That's a great tip! I will try it...though I am skeptical, of course. If it helps a little bit, though, it's worth it.
http://www.progressiveu.org/blog/ediblewoman
Edubb. I liked the questions you asked. Your mind was on overdrive when you wrote this. Luckily Treehugger has an article for folks "stuck between the devil and deep blue sea." Thought you and yer partna might dig... http://www.treehugger.com/files/2005/07/qa_the_close_sh.php
It'll turn a humerus bone on, but the consumerism issue you've racked up is a tough one to slight. Oftentimes it seems Treehugger.com presents eco-living as a consumerous venture--it offers a lot of more efficient substitutions for products that you already own. That requires more purchases. But I suppose conservation and piety are assumed on that site...
my documentary...
Wanna smile on the spot?
Congrats EdibleWoman on this undertaking! Not buying new is a great way to commit to the environment!
Ha ha, I like how you said "I think I already know what Carrot would say..."

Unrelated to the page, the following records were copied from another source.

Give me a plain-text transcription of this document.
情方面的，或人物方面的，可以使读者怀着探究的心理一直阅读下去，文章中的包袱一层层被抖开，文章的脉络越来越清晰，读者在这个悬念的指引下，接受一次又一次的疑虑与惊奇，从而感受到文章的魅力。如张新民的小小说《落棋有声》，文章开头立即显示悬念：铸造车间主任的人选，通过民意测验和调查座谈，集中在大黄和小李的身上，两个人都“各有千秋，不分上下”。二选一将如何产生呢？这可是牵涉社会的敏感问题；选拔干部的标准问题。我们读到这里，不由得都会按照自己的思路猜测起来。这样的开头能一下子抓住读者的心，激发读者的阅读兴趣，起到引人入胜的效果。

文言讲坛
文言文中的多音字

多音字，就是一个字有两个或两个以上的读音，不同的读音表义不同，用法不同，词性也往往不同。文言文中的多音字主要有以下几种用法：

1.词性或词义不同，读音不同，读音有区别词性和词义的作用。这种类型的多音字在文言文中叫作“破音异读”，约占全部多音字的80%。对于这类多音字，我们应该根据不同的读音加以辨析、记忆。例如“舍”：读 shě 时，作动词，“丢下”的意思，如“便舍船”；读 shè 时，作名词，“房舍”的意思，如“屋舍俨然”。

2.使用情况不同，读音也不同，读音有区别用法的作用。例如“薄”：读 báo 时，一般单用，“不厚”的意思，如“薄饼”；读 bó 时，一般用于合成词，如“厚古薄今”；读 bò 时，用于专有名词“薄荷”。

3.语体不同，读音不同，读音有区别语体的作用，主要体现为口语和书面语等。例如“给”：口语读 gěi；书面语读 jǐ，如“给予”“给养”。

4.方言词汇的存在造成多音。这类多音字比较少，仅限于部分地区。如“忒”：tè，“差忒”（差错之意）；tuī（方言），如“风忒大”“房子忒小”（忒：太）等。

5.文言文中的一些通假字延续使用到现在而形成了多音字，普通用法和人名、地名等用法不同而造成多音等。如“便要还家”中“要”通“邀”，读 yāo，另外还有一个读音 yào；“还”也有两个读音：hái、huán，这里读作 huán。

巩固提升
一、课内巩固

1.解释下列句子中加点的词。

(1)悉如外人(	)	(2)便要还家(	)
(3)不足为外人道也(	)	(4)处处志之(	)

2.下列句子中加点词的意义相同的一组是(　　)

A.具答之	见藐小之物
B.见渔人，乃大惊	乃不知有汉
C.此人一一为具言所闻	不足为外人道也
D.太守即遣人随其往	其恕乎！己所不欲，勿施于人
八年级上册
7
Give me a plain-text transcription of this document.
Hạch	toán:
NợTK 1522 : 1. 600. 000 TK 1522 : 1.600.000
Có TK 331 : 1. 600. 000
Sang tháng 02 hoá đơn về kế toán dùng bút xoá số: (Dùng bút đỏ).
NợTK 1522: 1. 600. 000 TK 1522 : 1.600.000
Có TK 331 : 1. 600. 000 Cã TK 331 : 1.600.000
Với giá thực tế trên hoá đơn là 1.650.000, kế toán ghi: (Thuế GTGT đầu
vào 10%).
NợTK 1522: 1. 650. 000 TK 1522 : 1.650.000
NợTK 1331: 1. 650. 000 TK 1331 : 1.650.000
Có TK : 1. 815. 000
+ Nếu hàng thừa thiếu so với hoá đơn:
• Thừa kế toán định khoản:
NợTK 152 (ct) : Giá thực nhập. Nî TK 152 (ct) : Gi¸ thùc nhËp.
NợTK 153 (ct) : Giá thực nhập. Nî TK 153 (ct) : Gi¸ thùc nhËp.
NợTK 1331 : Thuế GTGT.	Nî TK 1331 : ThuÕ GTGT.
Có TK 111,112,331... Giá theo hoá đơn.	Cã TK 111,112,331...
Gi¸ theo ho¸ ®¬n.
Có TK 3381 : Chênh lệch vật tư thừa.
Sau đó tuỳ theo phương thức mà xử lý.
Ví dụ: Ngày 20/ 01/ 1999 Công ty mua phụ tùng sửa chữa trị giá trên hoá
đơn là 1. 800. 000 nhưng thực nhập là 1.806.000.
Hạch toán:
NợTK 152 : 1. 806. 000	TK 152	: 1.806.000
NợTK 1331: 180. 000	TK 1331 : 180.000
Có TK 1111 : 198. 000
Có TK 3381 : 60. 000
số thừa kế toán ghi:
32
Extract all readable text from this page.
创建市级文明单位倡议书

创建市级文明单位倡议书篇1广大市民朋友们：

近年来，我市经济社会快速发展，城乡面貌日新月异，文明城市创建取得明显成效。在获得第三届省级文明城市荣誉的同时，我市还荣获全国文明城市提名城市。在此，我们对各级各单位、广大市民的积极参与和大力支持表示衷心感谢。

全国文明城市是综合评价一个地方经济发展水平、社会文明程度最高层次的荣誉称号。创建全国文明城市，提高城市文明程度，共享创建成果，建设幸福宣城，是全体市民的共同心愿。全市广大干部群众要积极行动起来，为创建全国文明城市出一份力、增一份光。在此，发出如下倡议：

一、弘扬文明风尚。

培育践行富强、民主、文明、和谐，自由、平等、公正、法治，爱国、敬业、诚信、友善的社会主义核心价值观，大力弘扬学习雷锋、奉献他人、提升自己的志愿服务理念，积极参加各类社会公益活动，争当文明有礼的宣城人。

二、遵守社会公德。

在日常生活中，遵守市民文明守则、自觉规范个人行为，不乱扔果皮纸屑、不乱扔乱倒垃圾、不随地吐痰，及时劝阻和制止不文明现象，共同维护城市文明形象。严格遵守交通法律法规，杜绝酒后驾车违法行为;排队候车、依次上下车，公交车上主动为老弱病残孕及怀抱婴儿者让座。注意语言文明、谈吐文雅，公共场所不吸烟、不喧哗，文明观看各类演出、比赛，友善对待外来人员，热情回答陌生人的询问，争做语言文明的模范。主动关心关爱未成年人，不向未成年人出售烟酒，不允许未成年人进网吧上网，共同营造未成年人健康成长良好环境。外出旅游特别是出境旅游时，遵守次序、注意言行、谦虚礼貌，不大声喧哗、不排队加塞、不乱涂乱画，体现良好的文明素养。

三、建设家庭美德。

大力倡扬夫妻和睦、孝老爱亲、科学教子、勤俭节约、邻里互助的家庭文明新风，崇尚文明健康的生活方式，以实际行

I'm already a hairy lady...it isn't hard to be hairy here in Portland and not stand out...after all, I go to a feminist-midwifery college and live with a bunch of other hippy-ladies who don't believe in shaving, and I hang out with rewilders, so pretty much all the ladies I hang with are hairy beasts..
It's funny though, I'm going back to New York for the entire month of July and I was thinking of shaving before I go back, just because my sisters put a whole bunch of peer-pressure on me to shave whenever they see me. They say things like "you look like you have Steven King in a headlock!" (That is my favorite comment my sister Eileen made..)
I love my armpit hair; I think underarm hair looks super-sexy on women and makes them look all European-exotic or something...but leg hair isn't as sexy for some reason...I guess the Venus commercials on TV still have my brain in a headlock...
Love ya,
Carrot
Maybe you could have someone "gift" a razor to you. I believe you said you could receive gifts in your last blog...
I'm really lucky to have fine, light hairs on my legs. I could go without shaving and nobody could tell.